While 4,400 support was the most obvious target, sometimes these things bounce above support and I didn’t want to be left behind if that happened this time. So I bought the bounce off of 4,450 last week and rode that for a little bit. (Start small, get in early, keep a nearby stop, and only add to a position that is working.) I was even fortunate enough to be able to move my stops up to my entry points as the bounce progressed a little.

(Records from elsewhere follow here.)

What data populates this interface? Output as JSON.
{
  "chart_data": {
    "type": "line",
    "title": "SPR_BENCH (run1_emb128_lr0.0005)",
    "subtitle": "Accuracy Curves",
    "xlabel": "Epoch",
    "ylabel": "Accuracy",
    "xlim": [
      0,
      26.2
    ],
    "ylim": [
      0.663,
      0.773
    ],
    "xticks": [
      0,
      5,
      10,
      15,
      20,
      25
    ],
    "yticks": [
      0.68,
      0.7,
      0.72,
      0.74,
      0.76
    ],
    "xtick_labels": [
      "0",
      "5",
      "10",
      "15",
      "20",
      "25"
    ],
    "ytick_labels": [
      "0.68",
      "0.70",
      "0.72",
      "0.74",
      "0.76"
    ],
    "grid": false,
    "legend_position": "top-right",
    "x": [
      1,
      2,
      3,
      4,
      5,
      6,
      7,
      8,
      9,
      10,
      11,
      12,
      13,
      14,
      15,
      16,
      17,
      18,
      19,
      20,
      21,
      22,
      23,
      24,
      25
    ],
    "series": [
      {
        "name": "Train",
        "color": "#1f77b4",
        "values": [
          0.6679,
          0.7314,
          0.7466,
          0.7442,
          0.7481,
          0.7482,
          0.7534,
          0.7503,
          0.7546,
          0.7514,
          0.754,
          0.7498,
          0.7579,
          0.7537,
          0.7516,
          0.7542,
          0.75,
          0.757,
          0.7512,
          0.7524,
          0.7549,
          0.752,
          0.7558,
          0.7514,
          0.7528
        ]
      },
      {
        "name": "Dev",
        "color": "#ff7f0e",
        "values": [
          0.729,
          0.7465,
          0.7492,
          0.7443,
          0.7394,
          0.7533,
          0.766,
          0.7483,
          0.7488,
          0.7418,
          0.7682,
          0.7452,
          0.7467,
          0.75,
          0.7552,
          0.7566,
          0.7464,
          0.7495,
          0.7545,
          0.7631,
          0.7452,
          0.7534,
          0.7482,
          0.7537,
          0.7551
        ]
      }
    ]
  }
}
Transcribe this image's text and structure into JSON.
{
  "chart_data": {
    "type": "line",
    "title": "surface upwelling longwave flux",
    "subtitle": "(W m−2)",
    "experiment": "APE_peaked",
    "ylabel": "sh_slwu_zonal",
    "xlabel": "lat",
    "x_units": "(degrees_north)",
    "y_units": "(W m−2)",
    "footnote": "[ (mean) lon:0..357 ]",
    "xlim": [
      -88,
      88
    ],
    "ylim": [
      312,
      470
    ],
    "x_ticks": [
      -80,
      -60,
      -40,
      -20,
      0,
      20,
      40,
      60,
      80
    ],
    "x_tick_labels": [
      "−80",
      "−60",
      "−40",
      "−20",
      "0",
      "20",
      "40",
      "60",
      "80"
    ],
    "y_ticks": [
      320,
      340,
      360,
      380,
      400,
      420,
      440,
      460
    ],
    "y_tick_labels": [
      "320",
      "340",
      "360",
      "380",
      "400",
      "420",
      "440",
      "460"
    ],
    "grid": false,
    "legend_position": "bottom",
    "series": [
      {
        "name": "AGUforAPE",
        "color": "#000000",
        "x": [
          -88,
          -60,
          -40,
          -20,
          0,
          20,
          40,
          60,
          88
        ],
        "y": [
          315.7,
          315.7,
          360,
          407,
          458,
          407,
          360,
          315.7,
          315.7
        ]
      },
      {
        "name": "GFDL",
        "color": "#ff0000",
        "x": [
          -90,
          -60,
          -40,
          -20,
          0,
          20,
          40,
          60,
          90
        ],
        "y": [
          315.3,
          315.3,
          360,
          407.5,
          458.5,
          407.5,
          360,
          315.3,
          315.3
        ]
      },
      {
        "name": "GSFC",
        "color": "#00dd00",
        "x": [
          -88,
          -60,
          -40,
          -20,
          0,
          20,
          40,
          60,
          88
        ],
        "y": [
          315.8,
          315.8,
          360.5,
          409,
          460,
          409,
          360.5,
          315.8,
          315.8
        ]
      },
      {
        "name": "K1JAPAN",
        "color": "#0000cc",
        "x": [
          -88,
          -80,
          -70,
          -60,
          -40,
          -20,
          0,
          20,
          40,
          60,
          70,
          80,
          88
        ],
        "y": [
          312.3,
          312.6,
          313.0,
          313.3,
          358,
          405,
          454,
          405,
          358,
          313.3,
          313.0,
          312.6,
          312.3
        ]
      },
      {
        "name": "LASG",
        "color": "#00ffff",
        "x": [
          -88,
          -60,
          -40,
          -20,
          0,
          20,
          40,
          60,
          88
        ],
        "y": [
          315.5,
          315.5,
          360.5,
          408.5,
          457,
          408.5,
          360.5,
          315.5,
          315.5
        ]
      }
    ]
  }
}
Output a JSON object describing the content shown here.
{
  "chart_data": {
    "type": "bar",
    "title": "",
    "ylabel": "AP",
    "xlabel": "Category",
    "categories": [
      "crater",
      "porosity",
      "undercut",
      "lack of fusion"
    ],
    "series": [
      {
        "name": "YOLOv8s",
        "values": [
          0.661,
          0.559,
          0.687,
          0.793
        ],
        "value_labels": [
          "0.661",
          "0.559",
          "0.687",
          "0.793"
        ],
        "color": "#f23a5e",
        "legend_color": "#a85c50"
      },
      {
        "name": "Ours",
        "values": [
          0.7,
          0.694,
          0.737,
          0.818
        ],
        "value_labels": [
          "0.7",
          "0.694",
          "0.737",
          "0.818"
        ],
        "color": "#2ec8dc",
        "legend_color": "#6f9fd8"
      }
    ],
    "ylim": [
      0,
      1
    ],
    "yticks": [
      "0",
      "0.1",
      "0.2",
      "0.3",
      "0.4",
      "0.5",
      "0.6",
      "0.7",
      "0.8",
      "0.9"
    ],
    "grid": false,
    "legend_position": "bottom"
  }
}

While last week’s bounce didn’t work, it was a small position and I pulled the plug near my entry points, giving me a virtually free trade. Critics will make fun of last week’s buy because it obviously didn’t work, but by being nimble and getting in early, I had a free trade! If it made money, great. If it didn’t, I got out and it didn’t cost me anything. By that measure, it would be stupid to not jump on that ridiculously generous risk/reward. (If that’s considered one of our “bad trades”, then we are definitely doing something right!)
But now that I’m out, guess what, I’m already looking for that next entry point. And chances are good we will see a nice bounce off of 4,400 support Tuesday. Maybe it sticks. Maybe it doesn’t. But either way, I’m starting small and getting in early. If it works, great. If not, no big deal, I sell and try again next time.
TWTR popped 27% last week after Elon revealed he bought nearly 10% of the company. Unfortunately, the stock has retreated from those initial highs.
While we don’t need to give up on this trade, a savvy and nimble trader would cut bait when this undercut the pop’s lows. It’s not that we don’t believe in this trade, but every good trading plan always starts with defense. If we know ahead of time when we will get out, then a lot fewer bad things will happen to us. (Making money in the market is easy, the hard part is keeping it!)
In this case, TWTR is definitely buyable if it gets back above $50. But we need to be careful under $50 because these things have a nasty habit of closing the gap and there is no reason to ride this all the way back down to the lower $40s.
As I always remind my readers, buying back in is a lot easier than wishing prices would go back to the levels we wish we sold at.